August 21, 2014
Working Group Draft for OAuth 2.0 Act-As and On-Behalf-Of

OAuth logoThere’s now an OAuth working group draft of the OAuth 2.0 Token Exchange specification, which provides Act-As and On-Behalf-Of functionality for OAuth 2.0. This functionality is deliberately modelled on the same functionality present in WS-Trust.

Here’s a summary of the two concepts in a nutshell: Act-As indicates that the requestor wants a token that contains claims about two distinct entities: the requestor and an external entity represented by the token in the act_as parameter. On-Behalf-Of indicates that the requestor wants a token that contains claims only about one entity: the external entity represented by the token in the on_behalf_of parameter.

This draft is identical to the previously announced token exchange draft, other than that is a working group document, rather than an individual submission.

This specification is available at:

An HTML formatted version is also available at:

One Response to “Working Group Draft for OAuth 2.0 Act-As and On-Behalf-Of”

  1. amiri-ge on 28 Oct 2015 at 7:53 am #

    I have some questions about your “OAuth 2.0 Token Exchange” draft.

    In section 2 the draft says “The request JWT MUST be signed by the issuer so the identity of the requesting party can be validated”.

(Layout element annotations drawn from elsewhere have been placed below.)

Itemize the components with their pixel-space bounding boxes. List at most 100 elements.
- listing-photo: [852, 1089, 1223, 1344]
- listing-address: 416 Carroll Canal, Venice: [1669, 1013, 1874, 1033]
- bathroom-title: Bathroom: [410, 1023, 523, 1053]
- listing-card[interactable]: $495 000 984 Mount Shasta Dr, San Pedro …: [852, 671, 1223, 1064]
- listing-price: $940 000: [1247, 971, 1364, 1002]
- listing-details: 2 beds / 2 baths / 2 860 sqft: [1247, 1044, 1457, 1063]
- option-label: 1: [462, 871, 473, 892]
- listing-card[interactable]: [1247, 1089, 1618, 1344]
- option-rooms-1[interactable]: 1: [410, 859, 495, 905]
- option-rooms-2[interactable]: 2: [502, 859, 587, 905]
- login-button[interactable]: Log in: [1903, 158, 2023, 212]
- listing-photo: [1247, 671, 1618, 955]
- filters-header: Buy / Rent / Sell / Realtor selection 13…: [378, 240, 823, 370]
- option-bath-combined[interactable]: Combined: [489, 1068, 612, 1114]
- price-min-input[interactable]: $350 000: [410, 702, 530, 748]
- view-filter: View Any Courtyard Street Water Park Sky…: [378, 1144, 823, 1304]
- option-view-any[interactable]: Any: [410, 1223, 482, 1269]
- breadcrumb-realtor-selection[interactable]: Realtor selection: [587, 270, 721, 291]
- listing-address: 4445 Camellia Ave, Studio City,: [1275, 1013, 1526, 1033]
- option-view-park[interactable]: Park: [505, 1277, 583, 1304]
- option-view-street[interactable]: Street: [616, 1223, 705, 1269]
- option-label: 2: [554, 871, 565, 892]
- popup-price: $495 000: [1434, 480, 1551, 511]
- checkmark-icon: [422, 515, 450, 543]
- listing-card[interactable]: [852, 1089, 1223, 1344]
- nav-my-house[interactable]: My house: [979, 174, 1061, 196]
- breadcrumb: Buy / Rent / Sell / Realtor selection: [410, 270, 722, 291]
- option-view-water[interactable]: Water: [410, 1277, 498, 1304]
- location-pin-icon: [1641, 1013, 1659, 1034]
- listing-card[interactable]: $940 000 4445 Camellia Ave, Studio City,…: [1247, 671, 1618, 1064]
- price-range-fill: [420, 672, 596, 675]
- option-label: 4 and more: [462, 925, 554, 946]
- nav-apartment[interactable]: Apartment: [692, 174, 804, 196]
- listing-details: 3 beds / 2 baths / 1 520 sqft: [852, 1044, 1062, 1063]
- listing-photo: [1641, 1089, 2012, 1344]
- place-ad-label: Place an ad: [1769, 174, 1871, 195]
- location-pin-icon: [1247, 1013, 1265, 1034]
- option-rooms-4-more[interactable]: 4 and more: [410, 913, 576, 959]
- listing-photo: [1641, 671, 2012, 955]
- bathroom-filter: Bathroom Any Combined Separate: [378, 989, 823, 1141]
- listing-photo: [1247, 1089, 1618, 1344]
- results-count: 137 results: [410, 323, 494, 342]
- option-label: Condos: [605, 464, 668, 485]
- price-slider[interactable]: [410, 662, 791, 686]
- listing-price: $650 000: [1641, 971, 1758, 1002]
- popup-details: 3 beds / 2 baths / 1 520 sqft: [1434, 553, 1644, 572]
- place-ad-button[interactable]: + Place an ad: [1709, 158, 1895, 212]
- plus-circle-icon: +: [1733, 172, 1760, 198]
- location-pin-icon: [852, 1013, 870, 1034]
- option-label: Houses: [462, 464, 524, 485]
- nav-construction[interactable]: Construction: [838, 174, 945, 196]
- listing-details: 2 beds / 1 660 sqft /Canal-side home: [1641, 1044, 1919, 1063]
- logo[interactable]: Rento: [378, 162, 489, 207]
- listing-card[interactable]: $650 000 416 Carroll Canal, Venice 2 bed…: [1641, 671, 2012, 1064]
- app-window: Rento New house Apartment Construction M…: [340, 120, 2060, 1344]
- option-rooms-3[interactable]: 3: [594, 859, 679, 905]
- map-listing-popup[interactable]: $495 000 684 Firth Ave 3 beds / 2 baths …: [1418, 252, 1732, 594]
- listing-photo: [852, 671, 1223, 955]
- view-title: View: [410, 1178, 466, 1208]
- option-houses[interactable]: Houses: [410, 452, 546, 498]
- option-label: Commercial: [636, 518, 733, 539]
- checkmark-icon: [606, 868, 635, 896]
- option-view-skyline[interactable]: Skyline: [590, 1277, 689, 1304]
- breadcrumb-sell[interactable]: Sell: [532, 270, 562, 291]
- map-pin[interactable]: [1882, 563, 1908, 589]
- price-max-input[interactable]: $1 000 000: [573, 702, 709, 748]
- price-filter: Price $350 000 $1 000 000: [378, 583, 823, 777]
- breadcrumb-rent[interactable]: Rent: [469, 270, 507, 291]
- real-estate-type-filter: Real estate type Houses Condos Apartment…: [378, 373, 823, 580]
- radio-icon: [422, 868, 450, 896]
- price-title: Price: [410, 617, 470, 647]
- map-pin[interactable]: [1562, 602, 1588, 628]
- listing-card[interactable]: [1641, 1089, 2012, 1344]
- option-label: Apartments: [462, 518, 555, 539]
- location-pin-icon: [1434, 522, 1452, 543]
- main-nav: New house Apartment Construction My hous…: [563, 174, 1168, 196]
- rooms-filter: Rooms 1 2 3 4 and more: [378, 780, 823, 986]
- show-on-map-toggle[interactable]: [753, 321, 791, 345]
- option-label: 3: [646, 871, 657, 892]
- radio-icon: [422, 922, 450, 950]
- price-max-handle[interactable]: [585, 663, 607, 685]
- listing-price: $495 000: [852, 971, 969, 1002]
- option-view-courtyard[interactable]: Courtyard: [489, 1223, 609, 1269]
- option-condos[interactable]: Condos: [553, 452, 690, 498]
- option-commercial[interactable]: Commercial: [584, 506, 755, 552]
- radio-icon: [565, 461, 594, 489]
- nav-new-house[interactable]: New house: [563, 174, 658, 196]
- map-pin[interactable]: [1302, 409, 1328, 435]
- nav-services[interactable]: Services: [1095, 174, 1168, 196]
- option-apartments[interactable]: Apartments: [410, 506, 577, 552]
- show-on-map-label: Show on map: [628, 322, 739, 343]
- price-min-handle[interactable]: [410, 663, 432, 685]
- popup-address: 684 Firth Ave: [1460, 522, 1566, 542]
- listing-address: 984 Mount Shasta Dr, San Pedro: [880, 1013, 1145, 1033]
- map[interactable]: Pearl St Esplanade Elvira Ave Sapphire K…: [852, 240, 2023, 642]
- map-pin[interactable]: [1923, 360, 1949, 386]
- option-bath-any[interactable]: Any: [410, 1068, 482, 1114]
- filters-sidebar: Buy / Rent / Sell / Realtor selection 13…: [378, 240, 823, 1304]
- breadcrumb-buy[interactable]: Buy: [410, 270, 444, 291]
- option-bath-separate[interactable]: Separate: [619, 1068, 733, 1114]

    And in section 2.1 it mentions that the “act_as” parameter, which is part of the request described above, “MUST contain a Security Token that is a JWT.”

    Here’s what I find confusing: if the request is signed by the issuer, then the issuer must also populate the “act_as” property in the request. So how would the requester tell the issuer what JWT it wants in the “act_as” property?

    My expectation for act as functionality is more along these lines:
    1. The requester already has some token that belongs to the identity they wish to impersonate (e.g. the requester is a back-end service that verifies the tokens).
    2. The requester can use the token described above in a request to alter the scopes and conditions of the token so that it can use it to consume some other resource.
    3. The requester must prove to the STS that it has the privilege to make the request.

    If anything, the requester should sign the security_token_request to authenticate itself and prove that the request is legitimate. But even this seems to go against the grain of OAuth which:
    1. In general relies on the transport to provide mitigation against tampering and information disclosure.
    2. Authenticates clients using their id and secret.

    I would appreciate your thoughts on this matter. Perhaps there might be some way for us to connect so that we can have this discussion using a more convenient medium.